A small tutorial for FAdo¶
FAdo system is a set tools for regular languages manipulation.
Regular languages can be represented by regular expressions (regexp) or finite automata, among other formalisms. Finite automata may be deterministic (DFA) or non-deterministic (NFA). In FAdo these representations are implemented as Python classes. A full documentation of all classes and methods is here.
To work with FAdo, after installation, import the following modules on a Python interpreter:
[2]:
>>> from FAdo.fa import *
>>> from FAdo.reex import *
>>> from FAdo.fio import *
The module fa implements the classes for finite automata and the module reex the classes for regular expressions. The module fio implements methods for IO of automata and related models.
General conventions¶
Methods which name ends in P test if the object verifies a given property and return True or False.
Finite Automata¶
The top class for finite automata is the class FA,which has two main subclasses: OFA for one way finite automata and the class TFA for two-way finite automata. The class OFA implements the basic structure of a finite automaton shared by DFAs and NFAs. This class defines the following attributes:
Sigma
: the input alphabet (set)
States
: the list of states. It is a list such that each state is referred by its index whenever it is used (transitions, Final, etc).
Initial
: the initial state (or a set of initial states for NFA). It is an index or list of indexes.
Final
: the set of final states. It is a list of indexes.

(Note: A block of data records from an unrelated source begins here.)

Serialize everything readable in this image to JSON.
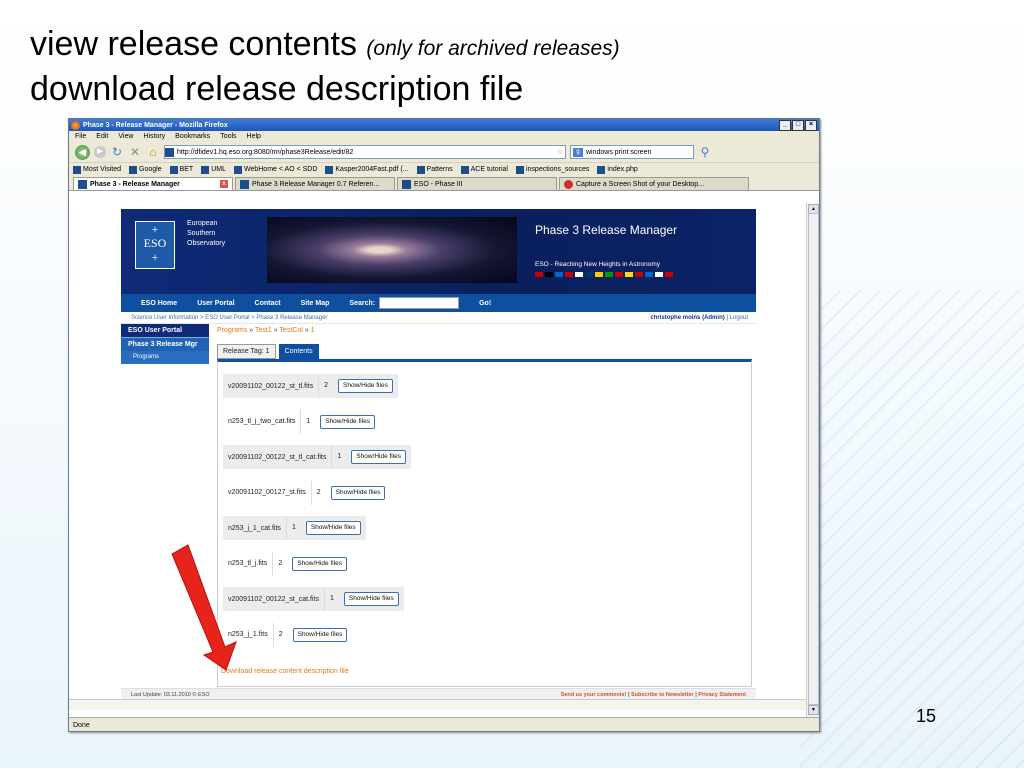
{
  "slide": {
    "title_line1": "view release contents",
    "title_note": "(only for archived releases)",
    "title_line2": "download release description file",
    "page_number": "15"
  },
  "browser": {
    "window_title": "Phase 3 - Release Manager - Mozilla Firefox",
    "menu": [
      "File",
      "Edit",
      "View",
      "History",
      "Bookmarks",
      "Tools",
      "Help"
    ],
    "url": "http://dfidev1.hq.eso.org:8080/rm/phase3Release/edit/82",
    "search_value": "windows print screen",
    "bookmarks": [
      "Most Visited",
      "Google",
      "BET",
      "UML",
      "WebHome < AO < SDD",
      "Kasper2004Fast.pdf (...",
      "Patterns",
      "ACE tutorial",
      "inspections_sources",
      "index.php"
    ],
    "tabs": [
      "Phase 3 - Release Manager",
      "Phase 3 Release Manager 0.7 Referen...",
      "ESO - Phase III",
      "Capture a Screen Shot of your Desktop..."
    ],
    "status": "Done"
  },
  "site": {
    "org_lines": [
      "European",
      "Southern",
      "Observatory"
    ],
    "logo_text": "ESO",
    "app_title": "Phase 3 Release Manager",
    "tagline": "ESO - Reaching New Heights in Astronomy",
    "nav": {
      "home": "ESO Home",
      "portal": "User Portal",
      "contact": "Contact",
      "sitemap": "Site Map",
      "search_label": "Search:",
      "go": "Go!"
    },
    "breadcrumbs": "Science User Information > ESO User Portal > Phase 3 Release Manager",
    "user": "christophe moins  (Admin)",
    "logout": "Logout",
    "side_menu": {
      "portal": "ESO User Portal",
      "manager": "Phase 3 Release Mgr",
      "programs": "Programs"
    },
    "sub_crumbs": [
      "Programs",
      "Test1",
      "TestCol",
      "1"
    ],
    "tabs": [
      "Release Tag: 1",
      "Contents"
    ],
    "files": [
      {
        "name": "v20091102_00122_st_tl.fits",
        "count": "2",
        "button": "Show/Hide files",
        "shaded": true
      },
      {
        "name": "n253_tl_j_two_cat.fits",
        "count": "1",
        "button": "Show/Hide files",
        "shaded": false
      },
      {
        "name": "v20091102_00122_st_tl_cat.fits",
        "count": "1",
        "button": "Show/Hide files",
        "shaded": true
      },
      {
        "name": "v20091102_00127_st.fits",
        "count": "2",
        "button": "Show/Hide files",
        "shaded": false
      },
      {
        "name": "n253_j_1_cat.fits",
        "count": "1",
        "button": "Show/Hide files",
        "shaded": true
      },
      {
        "name": "n253_tl_j.fits",
        "count": "2",
        "button": "Show/Hide files",
        "shaded": false
      },
      {
        "name": "v20091102_00122_st_cat.fits",
        "count": "1",
        "button": "Show/Hide files",
        "shaded": true
      },
      {
        "name": "n253_j_1.fits",
        "count": "2",
        "button": "Show/Hide files",
        "shaded": false
      }
    ],
    "download_link": "Download release content description file",
    "footer_left": "Last Update: 03.11.2010 © ESO",
    "footer_links": [
      "Send us your comments!",
      "Subscribe to Newsletter",
      "Privacy Statement"
    ]
  },
  "colors": {
    "eso_dark": "#0e2a78",
    "eso_blue": "#0e4fa0",
    "orange": "#e07b14",
    "arrow": "#e8231b"
  },
  "icons": [
    "firefox-icon",
    "back-icon",
    "forward-icon",
    "reload-icon",
    "stop-icon",
    "home-icon",
    "star-icon",
    "search-icon",
    "google-icon"
  ]
}
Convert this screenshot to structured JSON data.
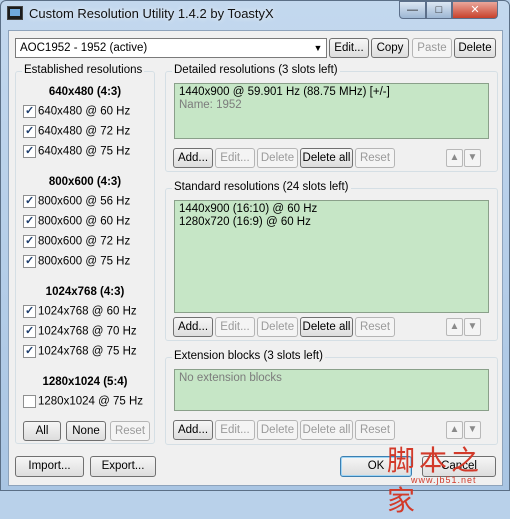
{
  "window": {
    "title": "Custom Resolution Utility 1.4.2 by ToastyX"
  },
  "caption_buttons": {
    "minimize": "—",
    "maximize": "□",
    "close": "✕"
  },
  "monitor": {
    "selected": "AOC1952 - 1952 (active)",
    "arrow": "▼"
  },
  "top_buttons": {
    "edit": "Edit...",
    "copy": "Copy",
    "paste": "Paste",
    "delete": "Delete"
  },
  "established": {
    "title": "Established resolutions",
    "groups": [
      {
        "heading": "640x480 (4:3)",
        "items": [
          {
            "label": "640x480 @ 60 Hz",
            "checked": true
          },
          {
            "label": "640x480 @ 72 Hz",
            "checked": true
          },
          {
            "label": "640x480 @ 75 Hz",
            "checked": true
          }
        ]
      },
      {
        "heading": "800x600 (4:3)",
        "items": [
          {
            "label": "800x600 @ 56 Hz",
            "checked": true
          },
          {
            "label": "800x600 @ 60 Hz",
            "checked": true
          },
          {
            "label": "800x600 @ 72 Hz",
            "checked": true
          },
          {
            "label": "800x600 @ 75 Hz",
            "checked": true
          }
        ]
      },
      {
        "heading": "1024x768 (4:3)",
        "items": [
          {
            "label": "1024x768 @ 60 Hz",
            "checked": true
          },
          {
            "label": "1024x768 @ 70 Hz",
            "checked": true
          },
          {
            "label": "1024x768 @ 75 Hz",
            "checked": true
          }
        ]
      },
      {
        "heading": "1280x1024 (5:4)",
        "items": [
          {
            "label": "1280x1024 @ 75 Hz",
            "checked": false
          }
        ]
      }
    ],
    "all": "All",
    "none": "None",
    "reset": "Reset"
  },
  "detailed": {
    "title": "Detailed resolutions (3 slots left)",
    "line1": "1440x900 @ 59.901 Hz (88.75 MHz) [+/-]",
    "line2": "Name: 1952",
    "add": "Add...",
    "edit": "Edit...",
    "delete": "Delete",
    "delete_all": "Delete all",
    "reset": "Reset"
  },
  "standard": {
    "title": "Standard resolutions (24 slots left)",
    "line1": "1440x900 (16:10) @ 60 Hz",
    "line2": "1280x720 (16:9) @ 60 Hz",
    "add": "Add...",
    "edit": "Edit...",
    "delete": "Delete",
    "delete_all": "Delete all",
    "reset": "Reset"
  },
  "extension": {
    "title": "Extension blocks (3 slots left)",
    "empty": "No extension blocks",
    "add": "Add...",
    "edit": "Edit...",
    "delete": "Delete",
    "delete_all": "Delete all",
    "reset": "Reset"
  },
  "arrows": {
    "up": "▲",
    "down": "▼"
  },
  "bottom": {
    "import": "Import...",
    "export": "Export...",
    "ok": "OK",
    "cancel": "Cancel"
  },
  "watermark": {
    "text": "脚本之家",
    "url": "www.jb51.net"
  }
}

In general, one should not create instances (objects) of class OFA. The class DFA and NFA implement DFAs and NFAs, respectively. The class GFA implements generalized NFAs that are used in the conversion between finite automata and regular expressions. All three classes inherit from class OFA.
For each class there are special methods for add/delete/modify alphabet symbols, states and transitions.
DFAs¶
The following example shows how to build a DFA that accepts the words of {0,1}* that are multiples of 3.
[3]:
>>> m3 = DFA()
>>> m3.setSigma(['0','1'])
>>> m3.addState('s1')
>>> m3.addState('s2')
>>> m3.addState('s3')
>>> m3.setInitial(0)
>>> m3.addFinal(0)
>>> m3.addTransition(0, '0', 0)
>>> m3.addTransition(0, '1', 1)
>>> m3.addTransition(1, '0', 2)
>>> m3.addTransition(1, '1', 0)
>>> m3.addTransition(2, '0', 1)
>>> m3.addTransition(2, '1', 2)
It is now possible, for instance, to see the structure of the automaton or to test if a word is accepted by it.
[4]:
>>> m3
[4]:
DFA((['s1', 's2', 's3'], ['0', '1'], 's1', ['s1'], "[('s1', '0', 's1'), ('s1', '1', 's2'), ('s2', '0', 's3'), ('s2', '1', 's1'), ('s3', '0', 's2'), ('s3', '1', 's3')]"))
[5]:
>>> m3.evalWordP("011")
[5]:
True
[6]:
>>> m3.evalWordP("1011")
[6]:
False
If graphviz is installed it is also possible to display the diagram of an automaton as follows:
[7]:
>>> m3.display()
Instead of constructing the DFA directly we can load (and save) it in a simple text format. For the previous automaton the description will be:
Then, if this description is saved in file mul3.fa
, we have
[8]:
a = "@DFA 0 \n 0 1 1 \n 0 0 0 \n 1 1 0 \n 1 0 2 \n 2 1 2 \n 2 0 1\n"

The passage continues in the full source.